Other than societies and clubs, students had plenty of other opportunities for letting off steam in UCC. In the 1930’s, the Queen Victoria statue (replaced in 1934 by a statue of St. Finbarr) atop the Aula Maxima was clad in an undergraduate gown and the annual RAG days continued to flourish until they were abruptly terminated in 1944 by Alfred O’Rahilly. Conferring ceremonies in the 1920s and 1930s were marked by scenes of chaotic student rowdiness with fireworks and flour bombs thrown into the Aula Maxima during the events.

Throughout the 1920’s, balls took place primarily in the Aula Maxima, Main Restaurant and The Arcadia Ball Room near the train station; which was later demolished and rebuilt as apartments for student accommodation. It was suggested by the editor in the student magazine (The Chronic) in January 1920 that Dances should be held in the “Exam Hall” (Aula Maxima) as this would cost much less than hosting them downtown. Unlike today, where each society may have a ball, there were only about three in the entire year, the Graduate Dance, College Dance (for all college students) and the Guild Council Dance (now called the Clubs and Societies Ball). It wasn’t until the 1930’s that dances became organised by societies such as the Chemical and Biological Societies Dance, first started in 1934. This Dance continued annually until the 1970’s (later joined by the Medical Society), making it the predecessor to the modern day Science Ball. All these events were well advertised by the student magazines.

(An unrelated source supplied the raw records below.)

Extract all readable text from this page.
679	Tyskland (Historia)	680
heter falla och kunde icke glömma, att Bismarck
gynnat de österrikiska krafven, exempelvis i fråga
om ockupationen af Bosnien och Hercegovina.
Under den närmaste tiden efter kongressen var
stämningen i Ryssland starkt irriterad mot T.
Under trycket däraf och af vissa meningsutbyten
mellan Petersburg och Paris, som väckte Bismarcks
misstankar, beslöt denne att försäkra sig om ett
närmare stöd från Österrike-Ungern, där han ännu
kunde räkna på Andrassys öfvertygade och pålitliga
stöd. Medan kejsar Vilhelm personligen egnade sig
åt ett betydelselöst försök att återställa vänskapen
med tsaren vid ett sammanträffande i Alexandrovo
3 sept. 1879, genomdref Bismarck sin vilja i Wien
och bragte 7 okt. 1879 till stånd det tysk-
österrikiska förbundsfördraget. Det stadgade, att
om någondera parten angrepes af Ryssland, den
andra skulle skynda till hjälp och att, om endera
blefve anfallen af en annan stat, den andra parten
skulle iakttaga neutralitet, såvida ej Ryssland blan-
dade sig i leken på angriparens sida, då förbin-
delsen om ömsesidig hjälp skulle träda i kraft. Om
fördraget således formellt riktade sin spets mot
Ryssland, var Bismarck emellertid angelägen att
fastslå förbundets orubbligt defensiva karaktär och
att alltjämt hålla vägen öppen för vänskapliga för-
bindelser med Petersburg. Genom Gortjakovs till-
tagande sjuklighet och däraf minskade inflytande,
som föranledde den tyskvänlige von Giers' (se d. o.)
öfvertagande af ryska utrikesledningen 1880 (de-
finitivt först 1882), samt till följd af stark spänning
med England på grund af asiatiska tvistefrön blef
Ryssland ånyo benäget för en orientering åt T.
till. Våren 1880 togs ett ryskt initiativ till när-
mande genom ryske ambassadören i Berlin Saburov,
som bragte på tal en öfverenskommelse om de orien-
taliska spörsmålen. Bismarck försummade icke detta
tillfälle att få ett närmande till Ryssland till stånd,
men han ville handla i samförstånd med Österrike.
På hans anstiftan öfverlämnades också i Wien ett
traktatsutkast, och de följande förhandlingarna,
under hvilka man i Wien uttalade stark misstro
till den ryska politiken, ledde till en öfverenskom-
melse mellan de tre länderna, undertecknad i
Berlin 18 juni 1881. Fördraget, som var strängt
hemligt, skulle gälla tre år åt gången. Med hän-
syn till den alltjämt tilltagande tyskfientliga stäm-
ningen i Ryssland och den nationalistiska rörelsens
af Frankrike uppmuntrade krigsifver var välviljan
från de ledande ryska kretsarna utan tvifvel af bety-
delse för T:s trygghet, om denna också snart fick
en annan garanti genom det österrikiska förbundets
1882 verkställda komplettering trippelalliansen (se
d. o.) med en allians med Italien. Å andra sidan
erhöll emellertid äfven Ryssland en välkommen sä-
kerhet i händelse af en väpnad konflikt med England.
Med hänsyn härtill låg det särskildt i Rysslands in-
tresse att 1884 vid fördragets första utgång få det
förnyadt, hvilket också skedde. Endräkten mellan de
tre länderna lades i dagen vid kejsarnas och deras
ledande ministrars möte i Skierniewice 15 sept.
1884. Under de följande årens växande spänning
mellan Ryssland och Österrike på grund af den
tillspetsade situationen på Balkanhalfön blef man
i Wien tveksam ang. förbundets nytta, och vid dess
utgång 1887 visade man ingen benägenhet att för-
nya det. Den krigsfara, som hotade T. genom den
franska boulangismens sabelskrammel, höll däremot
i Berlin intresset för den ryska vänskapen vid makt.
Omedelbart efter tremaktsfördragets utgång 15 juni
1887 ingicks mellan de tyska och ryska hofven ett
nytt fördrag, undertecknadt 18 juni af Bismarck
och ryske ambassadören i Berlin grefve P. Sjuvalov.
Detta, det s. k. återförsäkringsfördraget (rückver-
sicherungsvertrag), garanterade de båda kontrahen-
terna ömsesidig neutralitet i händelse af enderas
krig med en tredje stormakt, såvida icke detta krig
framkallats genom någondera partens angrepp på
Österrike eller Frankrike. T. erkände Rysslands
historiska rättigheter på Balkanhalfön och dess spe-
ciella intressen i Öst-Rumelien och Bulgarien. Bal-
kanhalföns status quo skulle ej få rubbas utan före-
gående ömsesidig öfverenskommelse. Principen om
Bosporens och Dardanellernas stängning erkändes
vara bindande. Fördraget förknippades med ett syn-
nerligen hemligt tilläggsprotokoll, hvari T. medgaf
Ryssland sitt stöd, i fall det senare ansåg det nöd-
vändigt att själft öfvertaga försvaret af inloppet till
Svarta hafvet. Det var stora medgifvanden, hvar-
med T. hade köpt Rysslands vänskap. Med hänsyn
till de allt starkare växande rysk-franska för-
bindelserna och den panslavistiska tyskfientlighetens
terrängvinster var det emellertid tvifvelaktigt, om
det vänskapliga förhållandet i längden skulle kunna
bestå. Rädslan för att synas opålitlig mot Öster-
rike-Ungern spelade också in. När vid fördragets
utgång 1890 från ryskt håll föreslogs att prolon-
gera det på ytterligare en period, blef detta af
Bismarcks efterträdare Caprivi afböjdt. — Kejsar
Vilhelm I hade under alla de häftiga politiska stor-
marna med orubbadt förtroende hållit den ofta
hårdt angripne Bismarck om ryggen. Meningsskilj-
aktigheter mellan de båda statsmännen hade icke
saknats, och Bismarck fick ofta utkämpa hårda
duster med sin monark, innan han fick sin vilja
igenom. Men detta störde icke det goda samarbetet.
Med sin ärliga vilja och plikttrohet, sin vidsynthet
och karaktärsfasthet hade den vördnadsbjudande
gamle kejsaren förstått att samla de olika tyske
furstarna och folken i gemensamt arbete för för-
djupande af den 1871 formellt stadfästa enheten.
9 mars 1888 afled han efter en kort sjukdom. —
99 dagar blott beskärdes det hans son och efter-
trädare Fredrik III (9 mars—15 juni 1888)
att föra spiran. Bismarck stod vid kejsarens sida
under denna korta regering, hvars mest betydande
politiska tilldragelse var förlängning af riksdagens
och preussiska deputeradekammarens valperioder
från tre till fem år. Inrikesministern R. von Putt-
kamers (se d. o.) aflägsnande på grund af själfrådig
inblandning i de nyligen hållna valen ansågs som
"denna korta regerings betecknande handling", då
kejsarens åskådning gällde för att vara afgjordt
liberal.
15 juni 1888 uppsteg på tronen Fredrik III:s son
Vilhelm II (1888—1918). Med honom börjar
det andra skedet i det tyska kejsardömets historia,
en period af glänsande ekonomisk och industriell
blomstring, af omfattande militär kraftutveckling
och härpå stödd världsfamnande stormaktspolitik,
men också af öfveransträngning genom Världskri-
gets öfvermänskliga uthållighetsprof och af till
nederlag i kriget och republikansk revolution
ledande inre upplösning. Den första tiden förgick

Student Publications in UCC also went through a very rough patch until the late 1920’s. Originally starting out as the Q.C.C., the student magazine then became The Quarryman for a time. This was then dropped in favour of The Chronic in 1919/1920 but was then dropped again in favour of The Locker in 1924. It then seems, due to the war, and a “deplorable laxness” there was no magazine again until March 1929 when the students of UCC revived the old Quarryman name. This new Quarryman, which continued well into the 1960’s is a gem in student publications and serves as a great reference for societies, clubs and the Students’ Union.

These student publications gave extensive coverage to the sports clubs which grew enormously with the formation of national and inter-varsity cups in various new sports throughout the 1920’s and 30’s. The UCC ladies keep the college at the top spot in both Camogie and Hockey in 1929 and the Athletic Club achieved two new records in the same year. Rubgy was regularly referred to as the largest of the clubs in the college, in terms of members, while the hurling and football clubs often finished near the top of their leagues.

By the 1930’s UCC had a huge selection of Clubs and Societies including a growing number of non-academic ones such as the Art Society, which was formed in 1931 by the famous composer Aloys Fleischmann, and the Chess Club was also formed in the early 1930’s. Societies were starting to attract local and national media coverage of their events, such as Seán Lemass’ address to the Chemical Society in 1933 entitled “Industrial Possibilities”.  UCC was expanding- there were new departments and more students each year, but it was with the appointment of Alfred O’Rahilly as President that the landscape of UCC changed most. During the 1940s and 50s, the subject of the nect article in this series, Clubs and Societies would grow beyond all expectations.